The last of the biggish games to be played was Medici. This old favourite needed barely a breath of rules explanation, as we set up and sorted things out. Sam spent most of the game berating himself for spending 9 on two tiles (a five and a one, not matching) in the first auction of the game. He seemed to recover quite well. Other notable events: the gold tile was the very last to be drawn in both rounds two and three, and I filled up my final boat for the princely sum of £3!

Sam 134
Andrew 109
Chris 103
Paul 97

Finally we ended on Push It. Or, in this case, Extreme Push It. Usually, extreme sports are invented to increase adrenalin and push the body to its limits. Extreme Push It came about due to a reluctance to move our chairs.

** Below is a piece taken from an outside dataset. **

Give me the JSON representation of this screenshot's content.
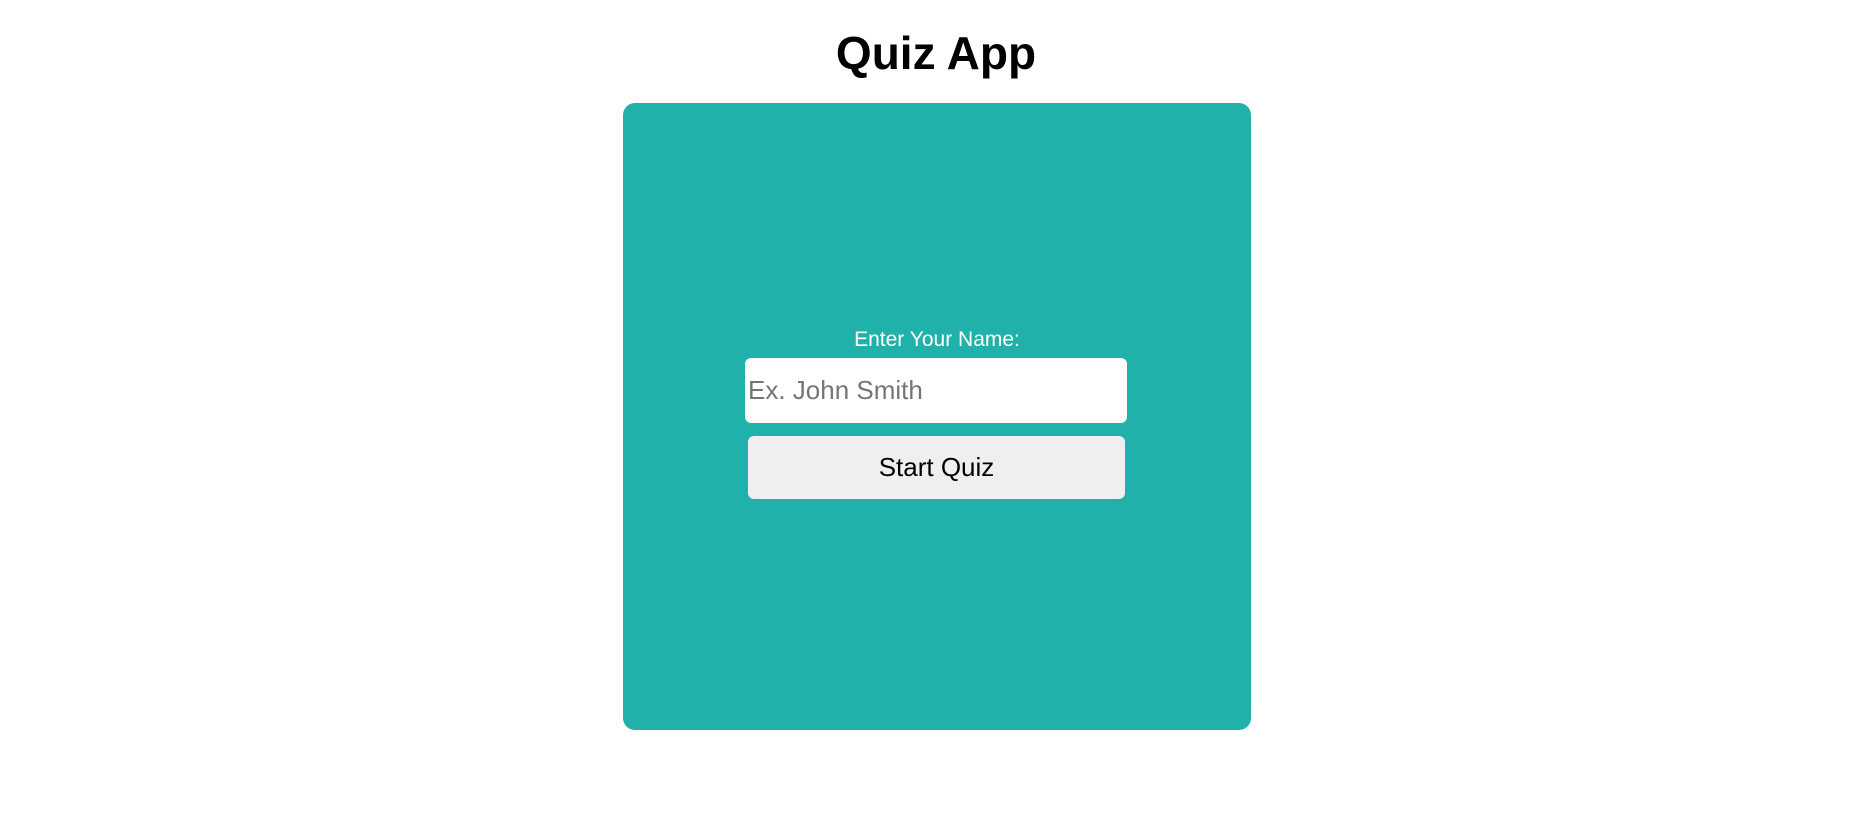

Instead, we stayed where we were and placed the jack in the middle of Chris’ extended dining table, meaning we all had to negotiate two small ridges in the table top where an extra middle bit had been slotted in to lengthen the table.

Oh, how we laughed as our pucks jumped and skipped about. Would the result have been any different in a normal game? We will never know. But it ended (with bespoke colour names in brackets)

Sam (Tacitagreement) 7
Chris (Clunge) 4
Paul (Pastiche) 1
Andrew (Louvre) 1

And so, to bed. Our game-athon finally drew to a close. Sam and I set off early Sunday morning. Many thanks to Chris and Jacquie for hosting and thanks to Paul for making the trek across England to join us. All that’s left is the division and it’s nice to see three different winners for the weekend.

Congrats to Sam, Chris and Jacquie and thanks to all. It was a blast.